India bars China-linked satellites from offering services
Change
India barred China-linked satellite operators from offering any services in India effective April 1, 2026, and granted Hong Kong-based AsiaSat a limited authorisation extension until June 30, 2026 for international downlink-only channels and occasional use.
Why it matters
Broadcasters and satellite service buyers are no longer permitted to source transmission capacity from China-linked operators and must migrate their uplink/downlink arrangements to operators authorised by the Indian National Space Promotion and Authorisation Center (IN-SPACe) — India's space industry regulator.
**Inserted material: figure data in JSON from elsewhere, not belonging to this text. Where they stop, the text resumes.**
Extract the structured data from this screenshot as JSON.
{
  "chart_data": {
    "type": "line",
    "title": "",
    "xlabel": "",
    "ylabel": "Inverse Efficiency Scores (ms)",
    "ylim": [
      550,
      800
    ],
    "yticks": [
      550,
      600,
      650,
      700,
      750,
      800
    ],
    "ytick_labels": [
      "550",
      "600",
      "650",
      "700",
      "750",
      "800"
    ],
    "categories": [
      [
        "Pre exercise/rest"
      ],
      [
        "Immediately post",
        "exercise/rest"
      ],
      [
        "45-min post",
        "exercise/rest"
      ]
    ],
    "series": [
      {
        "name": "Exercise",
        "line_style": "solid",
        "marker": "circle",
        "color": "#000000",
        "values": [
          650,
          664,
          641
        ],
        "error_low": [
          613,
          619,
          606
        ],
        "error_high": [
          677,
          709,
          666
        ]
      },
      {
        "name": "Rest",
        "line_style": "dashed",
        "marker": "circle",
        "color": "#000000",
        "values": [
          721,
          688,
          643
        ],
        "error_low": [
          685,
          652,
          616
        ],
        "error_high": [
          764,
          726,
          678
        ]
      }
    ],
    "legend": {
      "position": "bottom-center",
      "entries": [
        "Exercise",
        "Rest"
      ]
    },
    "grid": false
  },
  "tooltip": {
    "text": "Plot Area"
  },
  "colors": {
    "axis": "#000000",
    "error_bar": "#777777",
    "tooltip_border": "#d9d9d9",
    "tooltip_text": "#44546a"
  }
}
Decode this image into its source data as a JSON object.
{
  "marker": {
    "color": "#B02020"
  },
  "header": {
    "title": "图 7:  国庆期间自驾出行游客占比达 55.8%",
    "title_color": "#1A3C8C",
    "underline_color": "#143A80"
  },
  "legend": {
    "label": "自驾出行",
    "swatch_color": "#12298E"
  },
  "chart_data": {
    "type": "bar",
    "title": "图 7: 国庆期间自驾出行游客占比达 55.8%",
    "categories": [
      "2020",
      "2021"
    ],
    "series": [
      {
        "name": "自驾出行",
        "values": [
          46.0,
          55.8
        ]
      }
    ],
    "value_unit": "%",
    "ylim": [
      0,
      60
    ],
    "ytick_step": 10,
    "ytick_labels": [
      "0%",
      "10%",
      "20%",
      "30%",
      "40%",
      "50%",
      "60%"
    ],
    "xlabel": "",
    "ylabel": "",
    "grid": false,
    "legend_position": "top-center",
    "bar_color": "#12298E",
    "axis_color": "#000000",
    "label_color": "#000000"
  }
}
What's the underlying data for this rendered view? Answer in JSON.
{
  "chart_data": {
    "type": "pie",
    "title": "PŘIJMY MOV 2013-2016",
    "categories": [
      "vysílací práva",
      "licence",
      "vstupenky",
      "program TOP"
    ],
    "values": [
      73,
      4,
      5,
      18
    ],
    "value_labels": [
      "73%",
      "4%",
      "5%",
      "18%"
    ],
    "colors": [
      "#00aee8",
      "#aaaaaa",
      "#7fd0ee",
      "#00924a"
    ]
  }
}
The action removes the option to renew authorisations for the affected China-linked satellites beyond current temporary allowances, narrowing providers available for Indian broadcasting distribution.
Implications
- — Broadcast engineering and transmission procurement teams at Indian broadcasters must migrate all live feeds and carriage links to IN-SPACe-approved satellites to maintain lawful on-air distribution — continuing to use China-linked capacity will render those links unauthorised.
- — Contract managers and legal teams at broadcasters and platform operators must renegotiate, reassign, or terminate capacity contracts that rely on AsiaSat, Chinasat, or ApStar and secure alternative capacity before the AsiaSat extension lapses on June 30, 2026 — failing to do so will leave contracted services without regulatory authorisation.